Ketika Muhammad berusia 35 tahun, terjadilah bencana alam (banjir) di kota Mekah. Bencana ini menyebabkan Ka’bah yang ada di Mekah mengalami kerusakan, sehingga Hajar Aswad berpindah dari tempatnya semula. Saat itu terjadi perselisihan di kalangan pemuka quraisy tentang siapa yang berhak menempatkan kembali Hajar Aswad ke posisinya semula. Bahkan perselisihan ini nyaris mengobarkan perang saudara, karena masing-masing merasa paling berhak untuk menempatkan Hajar Aswad. Untunglah Muhammad berhasil mendamaikan perselisihan tersebut. Muhammad meminta selembar kain. Kain itu dihamparkan lalu batu itu diletakkan di atasnya dengan tangan beliau sendiri. Disuruhnya ketua setiap kabilah memegang ujung kain itu, lalu mengangkatnya bersama-sama dan membawa ke tempat dimana Hajar Aswad itu diletakkan. Kemudian beliau mengambil Hajar Aswad itu diletakkan. Kemudian beliau mengambil Hajar Aswad dari atas kain tersebut dan meletakkannya ke tempat semula. Keputusan ini ternyata memuaskan semua pihak yang bertikai. Dalam peristiwa inilah, Muhammad mendapat julukan Al-Amin (orang yang terpercaya) dari kaumnya, sehingga beliau semakin populer di kalangan penduduk Mekah.

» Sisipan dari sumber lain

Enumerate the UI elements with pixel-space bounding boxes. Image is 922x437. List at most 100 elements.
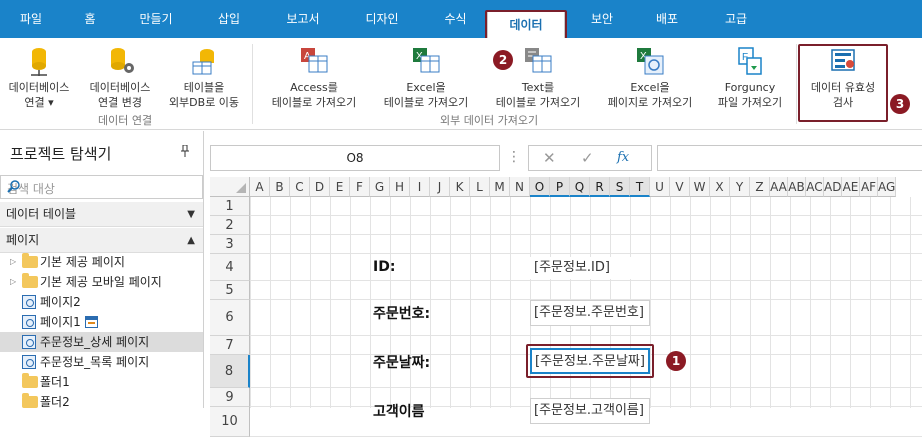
column-header[interactable]: T [630,177,650,197]
tab-report[interactable]: 보고서 [283,9,323,29]
column-header[interactable]: M [490,177,510,197]
explorer-search[interactable]: 검색 대상 [0,175,203,199]
column-header[interactable]: U [650,177,670,197]
field-customer[interactable]: [주문정보.고객이름] [530,398,650,424]
column-header[interactable]: O [530,177,550,197]
row-header[interactable]: 2 [210,216,250,235]
more-dots-icon[interactable]: ⋮ [507,149,521,165]
tab-insert[interactable]: 삽입 [214,9,244,29]
field-id[interactable]: [주문정보.ID] [530,257,650,279]
cell-name-box[interactable]: O8 [210,145,500,171]
tree-item-folder1[interactable]: 폴더1 [0,372,203,392]
column-header[interactable]: W [690,177,710,197]
text-label2: 테이블로 가져오기 [495,96,581,109]
column-header[interactable]: AC [806,177,824,197]
tab-security[interactable]: 보안 [587,9,617,29]
database-icon [22,44,56,78]
move-table-button[interactable]: 테이블을 외부DB로 이동 [163,44,245,110]
row-header[interactable]: 10 [210,407,250,437]
pin-icon[interactable] [180,144,190,160]
column-header[interactable]: AF [860,177,878,197]
field-order-no[interactable]: [주문정보.주문번호] [530,300,650,326]
row-header[interactable]: 1 [210,197,250,216]
expand-triangle-icon[interactable]: ▷ [10,252,16,272]
column-header[interactable]: Y [730,177,750,197]
tab-formula[interactable]: 수식 [443,9,468,29]
formula-buttons: ✕ ✓ fx [528,145,652,171]
column-header[interactable]: Q [570,177,590,197]
excel-page-label: Excel을 [630,81,670,94]
column-header[interactable]: E [330,177,350,197]
column-header[interactable]: N [510,177,530,197]
column-header[interactable]: B [270,177,290,197]
ribbon-panel: 데이터베이스 연결 ▾ 데이터베이스 연결 변경 테이블을 외부DB로 이동 데… [0,38,922,130]
section-data-tables-label: 데이터 테이블 [6,207,77,221]
column-header[interactable]: AD [824,177,842,197]
import-forguncy-button[interactable]: F Forguncy 파일 가져오기 [708,44,792,110]
move-table-label: 테이블을 [183,81,225,94]
tab-advanced[interactable]: 고급 [721,9,751,29]
column-header[interactable]: J [430,177,450,197]
row-header[interactable]: 7 [210,336,250,355]
tab-file[interactable]: 파일 [16,9,46,29]
db-connect-button[interactable]: 데이터베이스 연결 ▾ [6,44,72,110]
section-data-tables[interactable]: 데이터 테이블 ▼ [0,202,203,227]
column-header[interactable]: A [250,177,270,197]
tree-item-builtin-pages[interactable]: ▷ 기본 제공 페이지 [0,252,203,272]
column-header[interactable]: AB [788,177,806,197]
row-header[interactable]: 4 [210,254,250,281]
function-icon[interactable]: fx [617,150,629,165]
tree-item-folder2[interactable]: 폴더2 [0,392,203,412]
import-access-button[interactable]: A Access를 테이블로 가져오기 [262,44,366,110]
section-pages-label: 페이지 [6,233,40,247]
db-change-button[interactable]: 데이터베이스 연결 변경 [84,44,156,110]
column-header[interactable]: P [550,177,570,197]
column-header[interactable]: AG [878,177,896,197]
row-header[interactable]: 8 [210,355,250,388]
column-header[interactable]: D [310,177,330,197]
callout-badge-3: 3 [890,94,910,114]
tab-create[interactable]: 만들기 [136,9,176,29]
row-header[interactable]: 3 [210,235,250,254]
tree-item-page2[interactable]: 페이지2 [0,292,203,312]
expand-triangle-icon[interactable]: ▷ [10,272,16,292]
tree-item-builtin-mobile[interactable]: ▷ 기본 제공 모바일 페이지 [0,272,203,292]
column-header[interactable]: H [390,177,410,197]
column-header[interactable]: F [350,177,370,197]
import-excel-button[interactable]: X Excel을 테이블로 가져오기 [374,44,478,110]
confirm-icon[interactable]: ✓ [581,149,594,167]
highlight-validation [798,44,888,122]
import-excel-page-button[interactable]: X Excel을 페이지로 가져오기 [598,44,702,110]
select-all-corner[interactable] [210,177,250,197]
column-header[interactable]: V [670,177,690,197]
formula-input[interactable] [657,145,922,171]
sheet-grid[interactable]: ID: 주문번호: 주문날짜: 고객이름 [주문정보.ID] [주문정보.주문번… [210,177,922,437]
forguncy-label2: 파일 가져오기 [717,96,783,109]
cancel-icon[interactable]: ✕ [543,149,556,167]
column-header[interactable]: L [470,177,490,197]
column-header[interactable]: R [590,177,610,197]
tab-deploy[interactable]: 배포 [652,9,682,29]
column-header[interactable]: I [410,177,430,197]
column-header[interactable]: AA [770,177,788,197]
tree-item-order-detail[interactable]: 주문정보_상세 페이지 [0,332,203,352]
tab-home[interactable]: 홈 [80,9,100,29]
column-header[interactable]: C [290,177,310,197]
column-header[interactable]: Z [750,177,770,197]
row-header[interactable]: 5 [210,281,250,300]
db-change-label: 데이터베이스 [89,81,151,94]
row-header[interactable]: 9 [210,388,250,407]
excel-page-icon: X [633,44,667,78]
tree-item-page1[interactable]: 페이지1 [0,312,203,332]
column-header[interactable]: AE [842,177,860,197]
column-header[interactable]: G [370,177,390,197]
search-icon[interactable] [7,179,21,193]
column-header[interactable]: S [610,177,630,197]
column-header[interactable]: X [710,177,730,197]
label-order-date: 주문날짜: [373,355,431,371]
section-pages[interactable]: 페이지 ▲ [0,228,203,253]
row-header[interactable]: 6 [210,300,250,336]
tree-item-order-list[interactable]: 주문정보_목록 페이지 [0,352,203,372]
column-header[interactable]: K [450,177,470,197]
tab-design[interactable]: 디자인 [362,9,402,29]
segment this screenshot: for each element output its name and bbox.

Sebenarnya popularitas Muhammad tidak muncul dengan tiba-tiba. Sejak masih kanak-kanak sampai dewasa, beliau dikenal berbudi luhur dan berkepribadian mulia, tidak ada perbuatan tercela yang dapat dituduhkan kepadanya. Beliau tidak pernah menyembah berhala, memakan daging yang disembelih untuk berhala, minum khamar, dan mendatangi tempat perjudian. Beliau dikenal pemalu, tetapi murah hati, mudah bergaul, dan bijaksana. Apabila ada yang mengajak bicara didengarkannya baik-baik dan tidak pernah memalingkan muka dari lawan bicaranya. Lisannya fasih, bicaranya sedikit dan lebih banyak mendengarkan. Waktunya beliau gunakan untuk memikirkan kondisi masyarakat Quraisy dan ciptaan Allah, sehingga ia sering berkhalwat (menyendiri) di Gua Hira untuk merenung dan menemukan jawaban apa yang harus ia lakukan.
Sekitar usia 40 tahun pada malam Senin 17 Ramadhan tahun 13 SH atau 6 Agustus 610 M, selagi Muhammad berkhlwat di Gua Hira, Jibril menyampaikan wahyu pertama, yaitu lima ayat surat Al-alaq. Dengan turunnya wahyu tersebut, Muhammad resmi menjadi utusan Allah (Rasulullah) yang bertugas menyampaikan risalah Allah, bahwa tiada Tuhan yang wajib disembah kecuali Allah, dan bahwasannya Muhammad itu utusan Allah.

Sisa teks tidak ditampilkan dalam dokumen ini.